上の問いに対する答えは、「夢の島」は東京湾を埋め立ててつくられた人工島であり、江東区の町名。当時の正式名称は「東京湾埋立14号地」とされていました。現在では、緑あふれる公園になっており、当時の面影を感じさせる部分は皆無です。では、いつ頃までの話なのかと言うと、1957年からゴミの埋立処分場として使われ、高度経済成長期(1957年〜1973年頃)にゴミの処分場として大きな社会問題となってしまい、ハエや悪臭などの被害が深刻だったそうです。
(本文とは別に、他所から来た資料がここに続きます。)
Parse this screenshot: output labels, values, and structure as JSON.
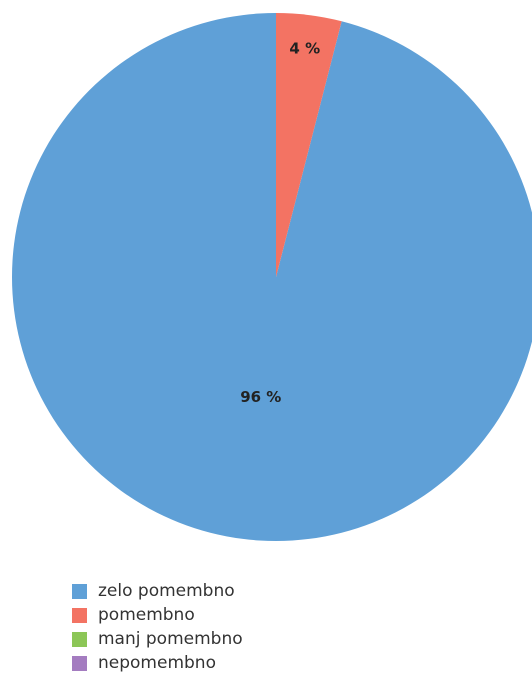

ピーク時の1967年頃にはゴミ山の高さは16mに達し、悪臭と火災の懸念から大きな社会問題に。

夢の島とゴミの関係
期間:昭和32年(1957年)から昭和41年に埋立てが終了
特徴:生ごみなどを燃やさずにそのまま埋め立てていた
問題:ハエや悪臭、火災の懸念などによる大きな社会問題となった

夢の島改めハエの天国と揶揄されたことも

当時は清掃工場の建設が追い付かず、ゴミを焼却せずにそのまま埋め立てていたこともあり、生ゴミなどが発酵分解を続ける不安定な土地となっていました。そのために島内では、たびたび発生したガスにより自然発火が起こることも。当然ながら、埋め立てられた大量のゴミの影響で悪臭や害虫が発生し、周辺住民にとっては苦難の状態となっていたそうです。そんな状況がつづき、あることをきっかけに全国的に知られることとなります。それがハエの大量発生。昭和40年7月16日、夢の島で発生したハエが強い南風に乗り、周辺地域を襲うという事件となりました。現在では、生ゴミは清掃工場で焼却処分されるおかげで害虫や腐敗によるガス発生などは最小限に抑えられています。

ハエの天国と呼ばれたのは、なぜ?
原因:清掃工場の建設が追いついていなかったため、中間処理施設不足が招いた結果

日本では過去の話。では、世界では?

夢の島は日本・東京で起こったことですが、それから半世紀経った現在では、その面影は微塵も感じさせません。ゴミ処理技術などの向上の影響でいまや夢の島は美しい緑地公園へと生まれ変わっています。では、世界では同じようなことは起こっていないのか? と言うと、やはり起こっており、各地で課題や問題を抱えています。そのひとつであるインドネシア。夢の島の2.5倍の高さがあるゴミの山は、インドネシアの首都ジャカルタにあるようです。その高さ、40m! バンタル・グバンと呼ばれる東南アジア最大の廃棄物処分場。ここでは毎日約8000tが運び込まれています。その量は、東京23区全体から出る一般廃棄物とほぼ同量だとか。恐ろしい…。また、約3,000人の「ウェイスト・ピッカー」たちが、ゴミ山の斜面に掘立小屋を建てて暮らしています。このインドネシアの件は、別記事でしっかりとご紹介できればと思います。ゴミにも歴史あり。先進国が教訓的に後進国へ伝えて協力することがスムーズに行われる世の中であって欲しいと願います。